Some elements of military facilities should not be handled any differently from their civilian counterparts, according to Costantino, the former ARB official.
"A gas station on base should be permitted the same way as a gas station off base," he said.
Where ARB has made exceptions in the past is for tactical elements, like military-specific equipment that gets moved around the globe. It has also, in specific instances, given DOD permission to subdivide large bases that are similar to municipalities into smaller pieces based on operation. That means that emissions from a base's airfield, hospital and ship repair center could each be counted separately.

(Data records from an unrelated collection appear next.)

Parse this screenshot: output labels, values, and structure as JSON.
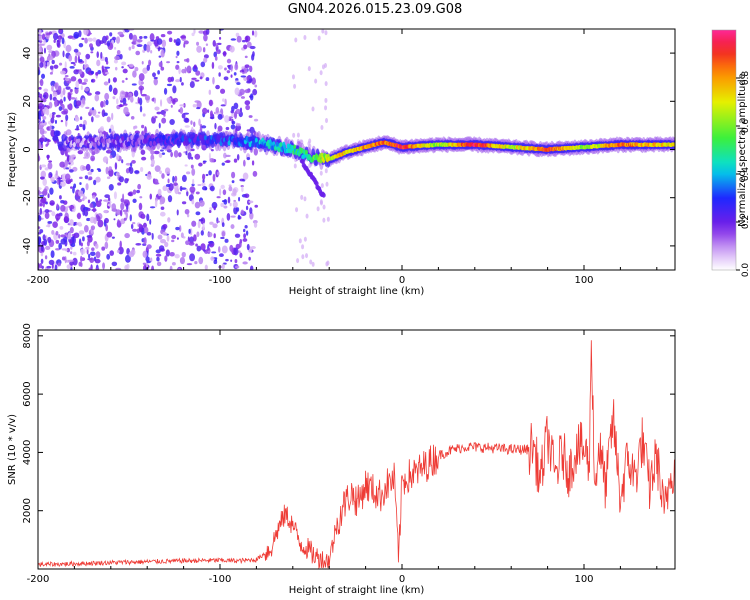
{
  "title": "GN04.2026.015.23.09.G08",
  "colors": {
    "series_line": "#ee3b35",
    "axis": "#000000",
    "scatter_purple": "#7a22e6"
  },
  "chart_data": [
    {
      "type": "heatmap",
      "xlabel": "Height of straight line (km)",
      "ylabel": "Frequency (Hz)",
      "xlim": [
        -200,
        150
      ],
      "ylim": [
        -50,
        50
      ],
      "x_ticks": [
        -200,
        -100,
        0,
        100
      ],
      "y_ticks": [
        -40,
        -20,
        0,
        20,
        40
      ],
      "colorbar": {
        "label": "Normalized spectral amplitude",
        "ticks": [
          0.0,
          0.2,
          0.4,
          0.6,
          0.8
        ],
        "tick_labels": [
          "0.0",
          "0.2",
          "0.4",
          "0.6",
          "0.8"
        ],
        "range": [
          0,
          1
        ]
      },
      "ridge": {
        "x": [
          -180,
          -160,
          -140,
          -120,
          -100,
          -80,
          -60,
          -50,
          -40,
          -30,
          -20,
          -10,
          0,
          20,
          40,
          60,
          80,
          100,
          120,
          150
        ],
        "freq": [
          3,
          3,
          4,
          4,
          4,
          3,
          0,
          -3,
          -4,
          -1,
          1,
          3,
          1,
          2,
          2,
          1,
          0,
          1,
          2,
          2
        ],
        "amplitude": [
          0.12,
          0.15,
          0.2,
          0.25,
          0.3,
          0.35,
          0.45,
          0.5,
          0.7,
          0.75,
          0.8,
          0.85,
          0.9,
          0.6,
          0.95,
          0.65,
          0.9,
          0.6,
          0.85,
          0.7
        ]
      }
    },
    {
      "type": "line",
      "xlabel": "Height of straight line (km)",
      "ylabel": "SNR (10 * v/v)",
      "xlim": [
        -200,
        150
      ],
      "ylim": [
        0,
        8200
      ],
      "x_ticks": [
        -200,
        -100,
        0,
        100
      ],
      "y_ticks": [
        2000,
        4000,
        6000,
        8000
      ],
      "series": [
        {
          "name": "SNR",
          "x": [
            -200,
            -180,
            -160,
            -140,
            -120,
            -100,
            -90,
            -80,
            -72,
            -68,
            -64,
            -60,
            -56,
            -52,
            -48,
            -44,
            -40,
            -36,
            -32,
            -28,
            -24,
            -20,
            -16,
            -12,
            -8,
            -4,
            -2,
            0,
            4,
            8,
            12,
            16,
            20,
            24,
            28,
            32,
            36,
            40,
            50,
            60,
            70,
            72,
            76,
            80,
            84,
            88,
            92,
            96,
            100,
            103,
            104,
            106,
            108,
            112,
            116,
            120,
            124,
            128,
            132,
            136,
            140,
            144,
            148,
            150
          ],
          "values": [
            150,
            180,
            220,
            250,
            280,
            300,
            280,
            320,
            700,
            1400,
            1900,
            1500,
            900,
            700,
            450,
            300,
            250,
            1500,
            2200,
            2600,
            2300,
            2900,
            2700,
            2500,
            2900,
            3100,
            200,
            3000,
            3200,
            3300,
            3500,
            3700,
            3900,
            4000,
            4100,
            4150,
            4200,
            4180,
            4150,
            4100,
            4100,
            4300,
            3000,
            4600,
            3200,
            4000,
            3300,
            4200,
            4100,
            3600,
            8150,
            2600,
            4300,
            2800,
            5200,
            2400,
            3800,
            3100,
            4400,
            2800,
            3900,
            1800,
            3500,
            3300
          ]
        }
      ]
    }
  ]
}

DOD and ARB are being tight-lipped about the options being discussed for resolving the cap-and-trade issue. But in its December comments, DOD asked for a similar ability to subdivide its operations if it is forced to comply with the law.
Costantino said other options short of full exemption likely include flexibility with offsets, operational controls and the ability to delay compliance for a few years.
But, he warned that DOD's arguments are being echoed by other public entities, such as hospitals and schools.
"Anything you do for one person -- everybody knows about it," he said. "So you risk opening the door up for everybody."